When composer/musician Tommy Tallarico created the Video Games Live experience more than a decade ago, he wanted to help the medium of video games work as a bridge into the world of classical and symphonic music.
“One of the main reasons I created Video Games Live was to help usher in a whole new generation of young people to appreciate the arts and symphonic music,” he said.
Today, the show continues be an ambassador for both symphonic music and gaming alike, and continues to tour worldwide, and released its third CD, Video Games Live: Level 3 in February.
Funded with Kickstarter, the CD raised more than $285,000, making it the third-highest grossing album in Kickstarter’s history.
The majority of the studio album was performed by the City of Prague Philharmonic Orchestra and Chorale, and around 175 musicians and 27 game composers contributed their talents to the disc.
The CD certainly demonstrates the importance of a well-written and well-performed score, to the performing and media art, and this includes the now-prominent art form of video game design. When listened to without the visual accompaniments of the live performances, or the games themselves for that matter, much of this music is impressive in its own right: full choral pieces; Asian, Caribbean, and Eastern European orchestral works; driving rock instrumentals; and lively bits of operetta are mixed with recognizable game themes.
One of the fun things about this album is playing around young gamers and watching their faces light up with recognition when they hear a piece from their favorite game: “Oh my gosh, this is from Final Fantasy!”
Likewise, it’s also a great joy to have non-gamers comment on the beauty of a piece, and watching their reaction when you reveal it’s from the video game Chrono Cross.
Other notable games featured include Skyrim, Tetris, Pokemon, Street Fighter II, and World of Warcraft, as well as the 25th Anniversary Overture for Zelda.
Tallarico said he is still thrilled to see the multi-generational appeal of the Video Games Live performances.
“It’s so incredible to see moms and dads, grandparents and grandkids, all enjoying an event that has some kind of relevance of each of them,” he said.

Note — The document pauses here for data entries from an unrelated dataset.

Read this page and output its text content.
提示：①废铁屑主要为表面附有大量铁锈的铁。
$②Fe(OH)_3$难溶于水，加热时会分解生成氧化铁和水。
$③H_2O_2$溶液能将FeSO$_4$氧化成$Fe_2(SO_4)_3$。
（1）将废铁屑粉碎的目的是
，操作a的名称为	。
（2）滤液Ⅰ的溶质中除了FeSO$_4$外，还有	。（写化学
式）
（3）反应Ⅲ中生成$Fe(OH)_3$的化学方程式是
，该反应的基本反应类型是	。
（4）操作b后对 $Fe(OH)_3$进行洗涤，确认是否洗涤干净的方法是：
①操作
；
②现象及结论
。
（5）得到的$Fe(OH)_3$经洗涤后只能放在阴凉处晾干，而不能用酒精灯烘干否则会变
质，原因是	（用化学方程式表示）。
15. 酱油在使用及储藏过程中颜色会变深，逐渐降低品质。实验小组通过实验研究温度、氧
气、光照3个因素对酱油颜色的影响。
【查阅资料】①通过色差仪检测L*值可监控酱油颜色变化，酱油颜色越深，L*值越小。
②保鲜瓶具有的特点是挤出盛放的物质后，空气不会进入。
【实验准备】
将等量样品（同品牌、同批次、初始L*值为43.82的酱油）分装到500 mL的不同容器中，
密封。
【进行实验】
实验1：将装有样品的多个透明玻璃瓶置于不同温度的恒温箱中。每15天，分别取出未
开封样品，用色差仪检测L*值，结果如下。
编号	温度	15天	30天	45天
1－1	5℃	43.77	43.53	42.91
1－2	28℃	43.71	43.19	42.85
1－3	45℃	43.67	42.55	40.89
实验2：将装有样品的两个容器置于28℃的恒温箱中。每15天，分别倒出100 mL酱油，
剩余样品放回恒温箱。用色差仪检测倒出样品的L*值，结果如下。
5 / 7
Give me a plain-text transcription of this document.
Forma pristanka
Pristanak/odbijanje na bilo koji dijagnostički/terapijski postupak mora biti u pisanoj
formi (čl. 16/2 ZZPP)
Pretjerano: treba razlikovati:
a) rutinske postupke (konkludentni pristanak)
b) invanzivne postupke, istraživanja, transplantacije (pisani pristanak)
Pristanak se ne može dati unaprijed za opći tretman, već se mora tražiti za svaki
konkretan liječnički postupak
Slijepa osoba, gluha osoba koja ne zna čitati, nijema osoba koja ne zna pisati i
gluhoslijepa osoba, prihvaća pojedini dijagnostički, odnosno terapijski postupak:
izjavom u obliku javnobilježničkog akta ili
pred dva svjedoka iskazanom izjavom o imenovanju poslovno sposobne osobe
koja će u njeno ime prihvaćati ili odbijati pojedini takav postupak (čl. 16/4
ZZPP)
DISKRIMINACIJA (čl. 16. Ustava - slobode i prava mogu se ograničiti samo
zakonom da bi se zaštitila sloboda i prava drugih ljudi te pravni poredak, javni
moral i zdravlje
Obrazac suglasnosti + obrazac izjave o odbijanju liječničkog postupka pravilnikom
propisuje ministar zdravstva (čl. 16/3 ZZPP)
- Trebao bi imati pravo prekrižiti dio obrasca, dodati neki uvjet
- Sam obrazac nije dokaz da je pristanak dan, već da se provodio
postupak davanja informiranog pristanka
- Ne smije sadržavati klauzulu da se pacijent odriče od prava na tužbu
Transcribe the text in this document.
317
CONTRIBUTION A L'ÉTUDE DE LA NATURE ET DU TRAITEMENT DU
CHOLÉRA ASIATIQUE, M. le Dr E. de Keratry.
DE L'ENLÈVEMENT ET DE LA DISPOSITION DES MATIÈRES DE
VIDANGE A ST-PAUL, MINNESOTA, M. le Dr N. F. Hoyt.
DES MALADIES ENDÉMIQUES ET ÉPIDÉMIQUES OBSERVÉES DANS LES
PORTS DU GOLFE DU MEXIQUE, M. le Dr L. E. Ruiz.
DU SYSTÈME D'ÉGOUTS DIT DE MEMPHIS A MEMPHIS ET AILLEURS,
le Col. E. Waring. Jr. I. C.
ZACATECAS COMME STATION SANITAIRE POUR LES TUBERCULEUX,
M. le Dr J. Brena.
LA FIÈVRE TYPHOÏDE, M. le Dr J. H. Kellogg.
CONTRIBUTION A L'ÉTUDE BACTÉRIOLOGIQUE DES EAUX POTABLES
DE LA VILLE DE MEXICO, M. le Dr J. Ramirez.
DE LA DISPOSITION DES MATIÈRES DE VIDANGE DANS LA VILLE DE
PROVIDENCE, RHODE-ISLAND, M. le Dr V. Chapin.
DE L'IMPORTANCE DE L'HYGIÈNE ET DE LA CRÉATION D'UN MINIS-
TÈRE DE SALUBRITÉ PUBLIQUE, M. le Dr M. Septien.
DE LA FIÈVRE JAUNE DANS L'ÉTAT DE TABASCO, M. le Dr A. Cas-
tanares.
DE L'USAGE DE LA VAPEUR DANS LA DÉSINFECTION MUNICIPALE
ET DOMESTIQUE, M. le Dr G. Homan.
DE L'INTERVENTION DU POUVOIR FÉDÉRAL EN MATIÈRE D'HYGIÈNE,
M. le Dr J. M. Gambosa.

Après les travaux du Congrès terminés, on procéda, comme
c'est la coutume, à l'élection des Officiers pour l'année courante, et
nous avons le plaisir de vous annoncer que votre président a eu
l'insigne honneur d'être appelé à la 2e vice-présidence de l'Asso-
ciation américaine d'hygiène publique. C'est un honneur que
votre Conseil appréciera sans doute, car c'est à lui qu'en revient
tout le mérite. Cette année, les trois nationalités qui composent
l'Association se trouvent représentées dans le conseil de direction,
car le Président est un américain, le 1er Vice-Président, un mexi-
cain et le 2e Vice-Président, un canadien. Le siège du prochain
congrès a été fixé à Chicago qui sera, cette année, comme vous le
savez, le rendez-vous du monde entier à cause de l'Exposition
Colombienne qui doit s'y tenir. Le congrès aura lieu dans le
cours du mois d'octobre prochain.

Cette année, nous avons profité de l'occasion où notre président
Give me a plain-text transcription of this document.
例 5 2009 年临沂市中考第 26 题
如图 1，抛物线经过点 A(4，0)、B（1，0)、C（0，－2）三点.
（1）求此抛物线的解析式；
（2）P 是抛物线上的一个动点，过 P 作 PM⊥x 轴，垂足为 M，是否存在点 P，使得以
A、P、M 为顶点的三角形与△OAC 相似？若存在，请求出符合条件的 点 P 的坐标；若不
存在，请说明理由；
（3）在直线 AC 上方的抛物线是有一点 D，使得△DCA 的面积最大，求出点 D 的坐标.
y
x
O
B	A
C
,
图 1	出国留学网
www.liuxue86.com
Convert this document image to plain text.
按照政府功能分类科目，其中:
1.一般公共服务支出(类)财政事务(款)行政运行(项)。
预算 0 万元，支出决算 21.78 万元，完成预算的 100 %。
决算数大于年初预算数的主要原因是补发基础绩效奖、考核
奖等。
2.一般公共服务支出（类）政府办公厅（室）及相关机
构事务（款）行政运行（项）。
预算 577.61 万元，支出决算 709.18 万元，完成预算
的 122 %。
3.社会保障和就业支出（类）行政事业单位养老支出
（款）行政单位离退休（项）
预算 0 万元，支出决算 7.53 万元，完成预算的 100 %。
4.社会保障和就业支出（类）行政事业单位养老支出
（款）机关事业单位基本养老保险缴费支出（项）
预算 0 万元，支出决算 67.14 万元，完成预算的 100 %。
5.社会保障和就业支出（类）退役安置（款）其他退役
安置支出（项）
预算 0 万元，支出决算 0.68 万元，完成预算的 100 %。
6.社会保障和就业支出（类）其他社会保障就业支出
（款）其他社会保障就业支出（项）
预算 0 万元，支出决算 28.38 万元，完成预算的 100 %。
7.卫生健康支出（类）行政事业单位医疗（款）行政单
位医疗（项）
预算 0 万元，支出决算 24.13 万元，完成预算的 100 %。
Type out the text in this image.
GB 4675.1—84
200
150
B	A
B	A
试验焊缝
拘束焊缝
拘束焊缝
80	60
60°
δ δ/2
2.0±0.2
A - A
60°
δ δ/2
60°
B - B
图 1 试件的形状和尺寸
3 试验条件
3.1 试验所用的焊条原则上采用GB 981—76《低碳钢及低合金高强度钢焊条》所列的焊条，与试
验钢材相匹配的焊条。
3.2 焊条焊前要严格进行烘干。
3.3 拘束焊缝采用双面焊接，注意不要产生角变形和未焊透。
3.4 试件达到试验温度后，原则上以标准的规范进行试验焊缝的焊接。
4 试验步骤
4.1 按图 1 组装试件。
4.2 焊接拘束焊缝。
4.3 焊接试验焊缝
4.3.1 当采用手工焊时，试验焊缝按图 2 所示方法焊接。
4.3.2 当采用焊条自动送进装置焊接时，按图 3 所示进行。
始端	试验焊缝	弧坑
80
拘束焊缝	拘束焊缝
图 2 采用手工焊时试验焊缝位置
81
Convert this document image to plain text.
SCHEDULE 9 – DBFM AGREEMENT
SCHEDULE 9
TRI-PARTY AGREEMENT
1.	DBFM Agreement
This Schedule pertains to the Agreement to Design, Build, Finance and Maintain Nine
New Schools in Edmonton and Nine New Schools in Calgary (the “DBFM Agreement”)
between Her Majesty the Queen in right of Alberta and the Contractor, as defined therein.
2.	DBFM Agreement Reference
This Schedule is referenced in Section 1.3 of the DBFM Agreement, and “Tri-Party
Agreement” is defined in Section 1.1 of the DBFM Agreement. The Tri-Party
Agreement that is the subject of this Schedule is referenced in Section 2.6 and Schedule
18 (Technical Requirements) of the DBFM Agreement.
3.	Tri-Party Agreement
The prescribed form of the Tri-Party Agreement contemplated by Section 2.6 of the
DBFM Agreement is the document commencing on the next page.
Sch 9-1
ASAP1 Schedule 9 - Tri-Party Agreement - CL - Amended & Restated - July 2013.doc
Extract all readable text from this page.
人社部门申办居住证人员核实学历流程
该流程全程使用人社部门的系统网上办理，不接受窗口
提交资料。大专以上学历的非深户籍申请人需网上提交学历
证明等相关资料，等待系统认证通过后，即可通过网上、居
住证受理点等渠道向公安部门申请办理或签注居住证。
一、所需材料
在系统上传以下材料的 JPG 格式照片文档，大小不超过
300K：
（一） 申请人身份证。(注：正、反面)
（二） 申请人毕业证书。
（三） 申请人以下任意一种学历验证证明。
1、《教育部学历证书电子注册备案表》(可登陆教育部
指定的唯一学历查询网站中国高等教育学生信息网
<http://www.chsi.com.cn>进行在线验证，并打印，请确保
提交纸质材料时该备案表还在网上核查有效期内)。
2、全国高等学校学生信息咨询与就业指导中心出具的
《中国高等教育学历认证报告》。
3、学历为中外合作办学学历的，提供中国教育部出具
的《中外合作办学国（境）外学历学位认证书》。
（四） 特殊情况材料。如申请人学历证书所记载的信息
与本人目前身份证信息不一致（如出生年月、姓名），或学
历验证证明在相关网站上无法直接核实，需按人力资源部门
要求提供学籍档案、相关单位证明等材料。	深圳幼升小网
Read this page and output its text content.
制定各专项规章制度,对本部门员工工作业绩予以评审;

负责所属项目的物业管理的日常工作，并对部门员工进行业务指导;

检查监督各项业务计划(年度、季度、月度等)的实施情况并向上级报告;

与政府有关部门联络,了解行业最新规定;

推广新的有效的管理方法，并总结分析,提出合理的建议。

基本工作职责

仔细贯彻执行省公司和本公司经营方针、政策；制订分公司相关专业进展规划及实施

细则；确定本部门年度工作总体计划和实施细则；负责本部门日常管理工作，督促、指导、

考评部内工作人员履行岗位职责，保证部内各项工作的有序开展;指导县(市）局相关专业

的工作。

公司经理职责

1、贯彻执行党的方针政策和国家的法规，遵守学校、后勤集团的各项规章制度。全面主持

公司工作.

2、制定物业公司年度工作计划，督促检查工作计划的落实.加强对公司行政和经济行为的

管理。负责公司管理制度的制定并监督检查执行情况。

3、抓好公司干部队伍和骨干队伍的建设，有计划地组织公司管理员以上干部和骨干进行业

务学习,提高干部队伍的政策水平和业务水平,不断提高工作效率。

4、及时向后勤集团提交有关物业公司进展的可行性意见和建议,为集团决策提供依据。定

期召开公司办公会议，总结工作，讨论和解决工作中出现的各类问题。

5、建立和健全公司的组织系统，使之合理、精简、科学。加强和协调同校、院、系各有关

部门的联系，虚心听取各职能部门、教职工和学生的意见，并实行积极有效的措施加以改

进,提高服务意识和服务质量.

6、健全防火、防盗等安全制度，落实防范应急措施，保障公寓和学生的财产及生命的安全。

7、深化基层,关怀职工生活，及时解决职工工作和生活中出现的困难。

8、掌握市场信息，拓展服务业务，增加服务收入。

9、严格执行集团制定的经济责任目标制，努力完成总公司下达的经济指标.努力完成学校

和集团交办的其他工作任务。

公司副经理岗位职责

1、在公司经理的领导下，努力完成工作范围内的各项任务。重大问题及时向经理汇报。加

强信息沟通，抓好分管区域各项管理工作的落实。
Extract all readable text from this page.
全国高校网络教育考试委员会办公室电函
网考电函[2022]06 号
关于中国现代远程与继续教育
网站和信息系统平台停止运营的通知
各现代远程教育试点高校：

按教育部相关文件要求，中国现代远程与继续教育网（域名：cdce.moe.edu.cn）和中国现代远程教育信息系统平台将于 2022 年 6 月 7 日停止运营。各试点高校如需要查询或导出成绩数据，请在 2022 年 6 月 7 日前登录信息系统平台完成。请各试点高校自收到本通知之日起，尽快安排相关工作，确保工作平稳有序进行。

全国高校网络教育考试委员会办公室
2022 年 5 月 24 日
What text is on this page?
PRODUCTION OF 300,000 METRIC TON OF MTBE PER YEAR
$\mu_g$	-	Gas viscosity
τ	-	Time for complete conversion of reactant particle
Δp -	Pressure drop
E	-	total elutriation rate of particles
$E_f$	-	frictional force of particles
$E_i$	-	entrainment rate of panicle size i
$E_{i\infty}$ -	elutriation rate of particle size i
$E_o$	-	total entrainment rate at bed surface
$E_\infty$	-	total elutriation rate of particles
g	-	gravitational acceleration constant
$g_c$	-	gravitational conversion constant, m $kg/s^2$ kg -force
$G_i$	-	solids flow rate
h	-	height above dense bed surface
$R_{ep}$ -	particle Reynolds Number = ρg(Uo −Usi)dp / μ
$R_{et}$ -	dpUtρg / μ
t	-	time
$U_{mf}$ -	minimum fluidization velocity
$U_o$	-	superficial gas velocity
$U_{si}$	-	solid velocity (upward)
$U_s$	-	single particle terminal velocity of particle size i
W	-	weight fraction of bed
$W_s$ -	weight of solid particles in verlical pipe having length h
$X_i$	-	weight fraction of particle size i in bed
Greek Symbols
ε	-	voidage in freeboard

One thing to note: Some of the music featured in both the Video Game Live performances and albums, including Level 3, may be taken from Mature-rated games, but there is no inappropriate content for listeners of any age. The guitar-driven “Theme of Laura,” by Akira Yamaoka from the dark and violent game Silent Hill 2, is actually one of the album’s most dynamic pieces, giving the album a slight departure from the more classical-centered pieces with its flowing alternative jazz sound.
The CD’s closing piece, a live performance of the catchy “Still Alive” from Portal, prominently features audience members of all ages singing along to that cute little passive-aggressive anthem from GLaDOS, featuring lyrics like, “We do what we must because we can/For the good of all of us/Except the ones who are dead/But there’s no sense crying over every mistake.”
Tallarico said being able see different generations come together, have fun and experience beautiful music together, is something he will always find exceptionally rewarding.
“I’m always reminded of the story when a woman in one of the symphonies came up to me right before the start of a show with tears in her eyes thanking me for bringing something like this into the world,” Tallarico said. “She said that she has been with the symphony for over 20 years and she’s been trying to get her 17-year-old son to come and see her play in the symphony for over a decade, but he would never go…until that night! And not only that, but he brought all his friends and was bragging to his classmates how his mom was going to be playing Halo on stage that night.”
GeekMom received a copy of the album for review purposes.